ULTIMO AGGIORNAMENTO 14:58

Sul commissariamento della Banca Popolare di Bari il premier Conte minimizza: “Nessuno scontro”. Ma la maggioranza sembra di nuovo ai ferri corti: ieri sera Italia Viva ha disertato il Consiglio dei Ministri.

Sulla vicenda del commissariamento della Banca Popolare di Bari si innesca un’altra polemica nella maggioranza di governo. Oggi il presidente del Consiglio Conte ha provato a gettare acqua sul fuoco, senza però riuscirci, a quanto pare. “Ieri ho dovuto essere omissivo” ha infatti dichiarato, facendo riferimento al suo silenzio di ieri sera. Nonostante già si parlasse, per la banca pugliese, di crisi e commissariamento, il premier aveva negato un interessamento alla questione da parte del Governo.
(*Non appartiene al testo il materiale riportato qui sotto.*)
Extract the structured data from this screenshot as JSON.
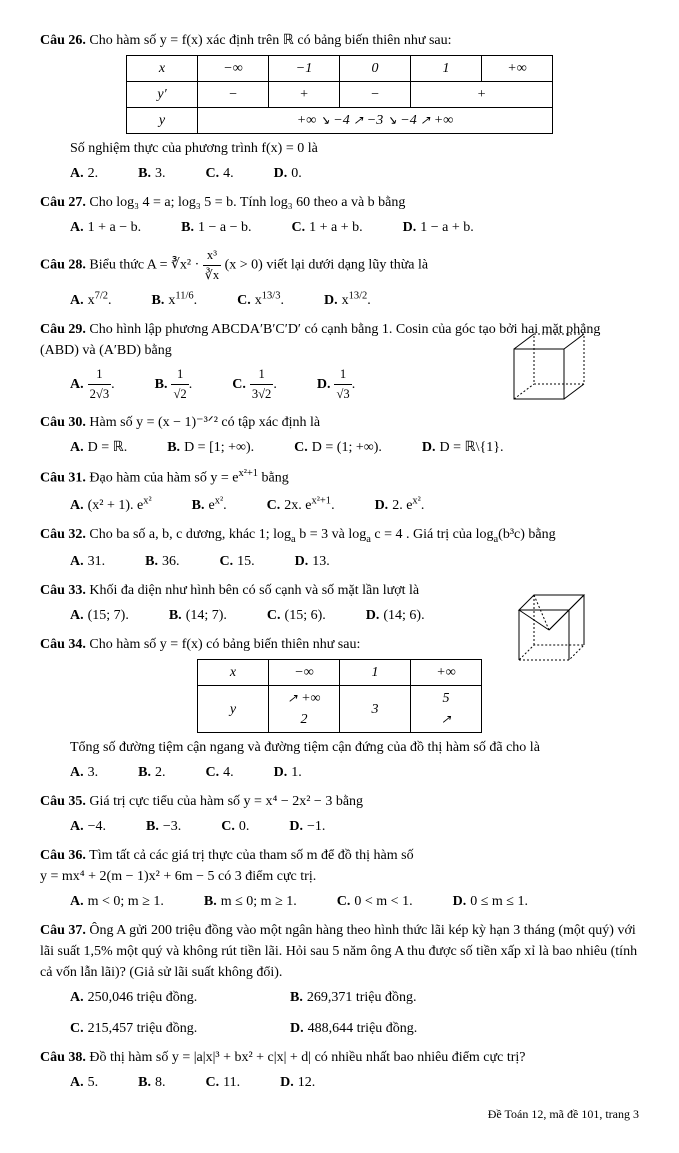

Ma la realtà era diversa, o almeno così Conte la descrive: “In realtà ero stato avvertito della procedura di Bankitalia per il commissariamento della Popolare di Bari” spiega. “Ma con i mercati aperti non ho voluto creare allarme. E poi c’è il segreto d’ufficio”. Una spiegazione che molti non prendono per buona, a partire da Italia Viva. Che ieri sera ha disertato il Consiglio dei Ministri. Ma cosa è successo? Anche qui, il premier prova a spiegare: “Subito ho convocato un Consiglio dei ministri straordinario” prosegue Giuseppe Conte. “La rapidità ha creato qualche equivoco tra le forze politiche. Capisco che ci sia ipersensibilità. È un tema che in passato è stato divisivo, è un nervo scoperto. Hanno partecipato i ministri che potevano”.

 

Anche sullo scontro con Italia Viva la situazione descritta dal primo ministro è, forse, più morbida del reale: “Ho sentito Marattin (deputato di Italia Viva, ndr), non c’è nessuna tensione, abbiamo chiarito. Gli obiettivi sono condivisi”. Anche su quello che realmente il governo deciderà rispetto ad un possibile intervento in sostegno della Banca Popolare di Bari, Conte resta sul vago: “Non salviamo nessun banchiere, non agiamo a favore dei banchieri. Ma sollecitiamo tutte le azioni di responsabilità. Non possiamo permettere che queste situazioni finiscano senza nomi e cognomi”.  Un assaggio di quello che potrebbe essere l’intervento comunque lo concede: “L’intervento avverrà attraverso uno strumento nella pancia di Invitalia, Mediocredito centrale. Cerchiamo di fare di necessità virtù. Assicureremo a Mediocredito centrale le necessarie risorse per poi, con un fondo interbancario, intervenire per rilanciare la Popolare di Bari. Avremo una sorta di Banca del Sud degli investimenti a partecipazione pubblica“. Sempre se la maggioranza terrà a questo nuovo scossone.